95% of the time being a baker is great, the warm ovens mean even during the dead of winter I’m always toasty warm. However we are entering that rare time of year in Britain where the sun decides to show it’s face and when it does my little (non-air conned) bakery becomes a mini sauna.
During this time, when I’m not in the bakery, I refuse to even be near an oven. And that’s when these no knead yogurt flatbreads become my go to meal and snack.

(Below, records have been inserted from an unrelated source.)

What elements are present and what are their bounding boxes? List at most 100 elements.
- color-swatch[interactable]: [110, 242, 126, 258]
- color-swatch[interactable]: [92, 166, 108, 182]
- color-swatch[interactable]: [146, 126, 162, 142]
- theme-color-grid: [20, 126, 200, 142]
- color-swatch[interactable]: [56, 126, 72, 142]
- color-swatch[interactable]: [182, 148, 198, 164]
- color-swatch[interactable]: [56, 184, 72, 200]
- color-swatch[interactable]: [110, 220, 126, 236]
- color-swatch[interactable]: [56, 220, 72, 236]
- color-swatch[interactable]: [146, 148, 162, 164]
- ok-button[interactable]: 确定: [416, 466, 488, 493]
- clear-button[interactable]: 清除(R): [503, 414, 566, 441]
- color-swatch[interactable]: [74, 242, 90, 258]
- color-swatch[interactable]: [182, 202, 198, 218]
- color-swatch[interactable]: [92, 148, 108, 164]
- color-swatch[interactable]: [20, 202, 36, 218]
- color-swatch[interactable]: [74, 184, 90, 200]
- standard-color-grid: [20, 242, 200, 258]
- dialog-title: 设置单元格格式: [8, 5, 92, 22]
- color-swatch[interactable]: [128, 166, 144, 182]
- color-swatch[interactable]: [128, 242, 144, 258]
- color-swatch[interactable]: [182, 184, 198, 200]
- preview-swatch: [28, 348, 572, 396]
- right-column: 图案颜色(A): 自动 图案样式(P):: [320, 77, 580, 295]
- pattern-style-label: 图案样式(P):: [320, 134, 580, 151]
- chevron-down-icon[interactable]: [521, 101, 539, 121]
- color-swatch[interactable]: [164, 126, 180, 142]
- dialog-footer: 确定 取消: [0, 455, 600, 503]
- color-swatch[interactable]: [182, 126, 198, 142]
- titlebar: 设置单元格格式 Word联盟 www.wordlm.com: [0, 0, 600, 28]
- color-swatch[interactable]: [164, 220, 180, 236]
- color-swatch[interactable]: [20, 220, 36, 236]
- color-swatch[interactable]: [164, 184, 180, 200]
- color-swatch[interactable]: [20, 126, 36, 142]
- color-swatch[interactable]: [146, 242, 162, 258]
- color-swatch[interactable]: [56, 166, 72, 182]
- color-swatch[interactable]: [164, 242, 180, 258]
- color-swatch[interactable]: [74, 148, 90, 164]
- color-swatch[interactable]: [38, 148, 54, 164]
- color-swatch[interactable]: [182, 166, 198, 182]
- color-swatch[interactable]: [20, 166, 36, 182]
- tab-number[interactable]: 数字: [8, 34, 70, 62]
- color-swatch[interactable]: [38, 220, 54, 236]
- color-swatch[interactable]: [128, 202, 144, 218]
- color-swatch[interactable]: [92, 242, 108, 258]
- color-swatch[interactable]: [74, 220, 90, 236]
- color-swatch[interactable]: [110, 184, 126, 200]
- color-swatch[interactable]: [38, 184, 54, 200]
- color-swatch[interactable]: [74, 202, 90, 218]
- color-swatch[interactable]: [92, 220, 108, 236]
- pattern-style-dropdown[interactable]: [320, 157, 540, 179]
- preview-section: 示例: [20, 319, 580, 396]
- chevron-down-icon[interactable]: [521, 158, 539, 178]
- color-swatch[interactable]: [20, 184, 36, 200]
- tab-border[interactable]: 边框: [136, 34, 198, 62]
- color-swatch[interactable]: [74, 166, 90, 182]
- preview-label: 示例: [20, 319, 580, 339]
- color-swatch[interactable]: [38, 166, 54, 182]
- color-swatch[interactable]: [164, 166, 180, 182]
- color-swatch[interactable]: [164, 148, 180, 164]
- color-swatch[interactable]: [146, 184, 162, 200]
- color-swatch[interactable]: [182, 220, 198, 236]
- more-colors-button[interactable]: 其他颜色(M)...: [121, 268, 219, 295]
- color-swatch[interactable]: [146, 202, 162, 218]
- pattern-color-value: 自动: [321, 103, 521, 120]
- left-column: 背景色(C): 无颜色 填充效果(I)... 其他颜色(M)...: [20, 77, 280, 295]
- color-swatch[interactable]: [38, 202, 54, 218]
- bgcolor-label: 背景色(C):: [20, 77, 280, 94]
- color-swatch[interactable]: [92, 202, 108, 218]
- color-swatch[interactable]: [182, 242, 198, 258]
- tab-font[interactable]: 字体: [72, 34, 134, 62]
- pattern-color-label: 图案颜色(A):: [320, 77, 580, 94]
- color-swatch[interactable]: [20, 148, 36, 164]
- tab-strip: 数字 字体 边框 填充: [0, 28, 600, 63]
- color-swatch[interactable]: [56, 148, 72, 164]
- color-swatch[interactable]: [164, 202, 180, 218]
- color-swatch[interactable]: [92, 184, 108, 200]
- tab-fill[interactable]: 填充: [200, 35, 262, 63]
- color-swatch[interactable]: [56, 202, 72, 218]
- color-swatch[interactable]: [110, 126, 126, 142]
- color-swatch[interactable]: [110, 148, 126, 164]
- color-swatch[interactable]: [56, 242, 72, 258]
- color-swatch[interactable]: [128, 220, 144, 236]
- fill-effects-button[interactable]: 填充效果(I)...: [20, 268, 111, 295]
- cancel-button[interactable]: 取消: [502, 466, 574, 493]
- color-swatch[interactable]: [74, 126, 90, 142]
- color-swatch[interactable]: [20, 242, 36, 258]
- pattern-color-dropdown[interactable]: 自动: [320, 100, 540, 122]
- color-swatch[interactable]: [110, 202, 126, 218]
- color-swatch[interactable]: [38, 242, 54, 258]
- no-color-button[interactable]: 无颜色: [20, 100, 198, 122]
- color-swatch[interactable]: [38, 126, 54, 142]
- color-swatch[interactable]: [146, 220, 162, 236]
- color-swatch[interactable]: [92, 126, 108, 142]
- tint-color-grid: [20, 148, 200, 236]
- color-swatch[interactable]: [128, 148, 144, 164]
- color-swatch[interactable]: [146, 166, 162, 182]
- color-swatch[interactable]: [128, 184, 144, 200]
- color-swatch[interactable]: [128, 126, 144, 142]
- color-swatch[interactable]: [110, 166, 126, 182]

You can flavour the flatbread dough with whatever you fancy (garlic, chilli, coriander) or just keep them plain. They are the perfect fluffy side to any meal.
Ingredients
500g white bread flour
3g dried yeast (half a tsp)
7g salt
1/2 tbsp honey
50g plain yogurt
300ml water
1-2 tsp whatever you fancy (I add chilli flakes but you could add garlic, coriander, paprika, marmite etc)
Method
1) Pour all your ingredients into a large mixing bowl and with either a spoon or your hands, mix into a shaggy dough. Pop a cover over the top and leave for 3 hours. The dough can also be stored in the fridge for up to two days.
2) Tip the dough out onto a floured surface and divide into 8-10 pieces. Rest for 10 minutes. Then flatten and roll into disks, as thick or thin as you like.
3) Heat a frying over a medium heat, dry fry each flatbread for 2-3 minutes on each side until golden. Eat fresh or store wrapped in a tea towel.
Those are lovely and fluffy ! Adding to my bake list - your recipes are both delicious and easy to understand!